After having progressed through these 5 shortcuts at least to some extent at one time or another, I have come to view the Bible as a story. A story that is true, not some made up legend or myth. It is a large over-arcing story with many smaller stories, which though separate from each other in time and writership still follow a central theme - God and His relationship with those made in His image.

A characteristic of a good story is that it draws its readers into the story and they begin to relate to the characters and the plot. It matters what happens the people in the story and the path of the plot keeps the reader intrigued. It is this relationship with the story and its characters, of which I have become one, that I started using a relational approach to read and study the Bible.

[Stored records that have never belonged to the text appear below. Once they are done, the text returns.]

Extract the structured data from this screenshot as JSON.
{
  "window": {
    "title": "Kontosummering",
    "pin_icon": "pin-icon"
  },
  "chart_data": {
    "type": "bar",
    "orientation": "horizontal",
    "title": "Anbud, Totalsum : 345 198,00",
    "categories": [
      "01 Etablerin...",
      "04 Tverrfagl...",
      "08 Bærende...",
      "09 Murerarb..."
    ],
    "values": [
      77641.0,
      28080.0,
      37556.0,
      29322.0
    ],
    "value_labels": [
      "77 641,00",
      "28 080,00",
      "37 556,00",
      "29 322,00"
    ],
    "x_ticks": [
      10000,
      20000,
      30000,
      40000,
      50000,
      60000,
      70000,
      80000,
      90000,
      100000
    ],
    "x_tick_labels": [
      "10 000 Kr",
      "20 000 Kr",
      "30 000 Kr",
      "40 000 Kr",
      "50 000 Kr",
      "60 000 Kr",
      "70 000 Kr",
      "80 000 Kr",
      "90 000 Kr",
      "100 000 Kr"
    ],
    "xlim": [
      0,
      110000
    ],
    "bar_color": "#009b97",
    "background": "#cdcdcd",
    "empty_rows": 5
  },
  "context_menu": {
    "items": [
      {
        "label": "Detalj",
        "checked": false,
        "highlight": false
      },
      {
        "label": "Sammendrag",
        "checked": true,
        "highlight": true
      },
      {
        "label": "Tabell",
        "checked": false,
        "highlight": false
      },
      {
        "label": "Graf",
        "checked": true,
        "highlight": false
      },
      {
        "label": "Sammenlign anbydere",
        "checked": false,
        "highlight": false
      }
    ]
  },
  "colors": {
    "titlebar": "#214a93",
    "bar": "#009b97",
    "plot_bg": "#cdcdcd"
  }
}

Scot Mcknight describes an incident that happened to him early on in his profession that helps explain this concept. Scot says he asked a wise and gentle professor: "What do you teach?" His reply stunned me: "I teach students. What do you teach?" Scot says about 99% of professors when asked that question will give the subject they teach. Good teachers are teaching students a particular subject matter. They are not teaching a subject to students.

There are a couple of points that result from this viewpoint that I want to mention. The first is that the relational approach distinguishes God from the Bible. I don't have a relationship with the paper and ink that make up the Bible, but I have one with God the author. This is an important distinction. It is through these words written in ink on paper that we learn of the love of God and how to love Him in return, but this book is not God. We have many different translations of which most are very good with a few not so good. I may have doubts, or questions about these different versions and there are ones I prefer for study and some just for reading. But my God is unchanging, He is God. He is not subject to the whims of translators. A further example that this distinction is important is the story of the Red Sea crossing during the exodus from Egypt. A person can study for a lifetime trying to figure out if the Red Sea is really the Reed Sea and consequently was not all that deep, or whether a earthquake in the Mediterranean made the crossing possible and never meet God. The story is about God's leading not the Red Sea.

The second is: the Bible is God's written communication with us. It is similar to a letter I would write to someone I love. The letter is not me, it does not love the person to whom it is addressed but contains words of love from the sender.

Thirdly the relational approach causes me to listen to what God is communicating and to engage in what God is doing.

Scot Mcknight summarizes all this by saying," A relational approach believes our relationship to the Bible is transformed into a relationship with the God who speaks to us in and through the Bible."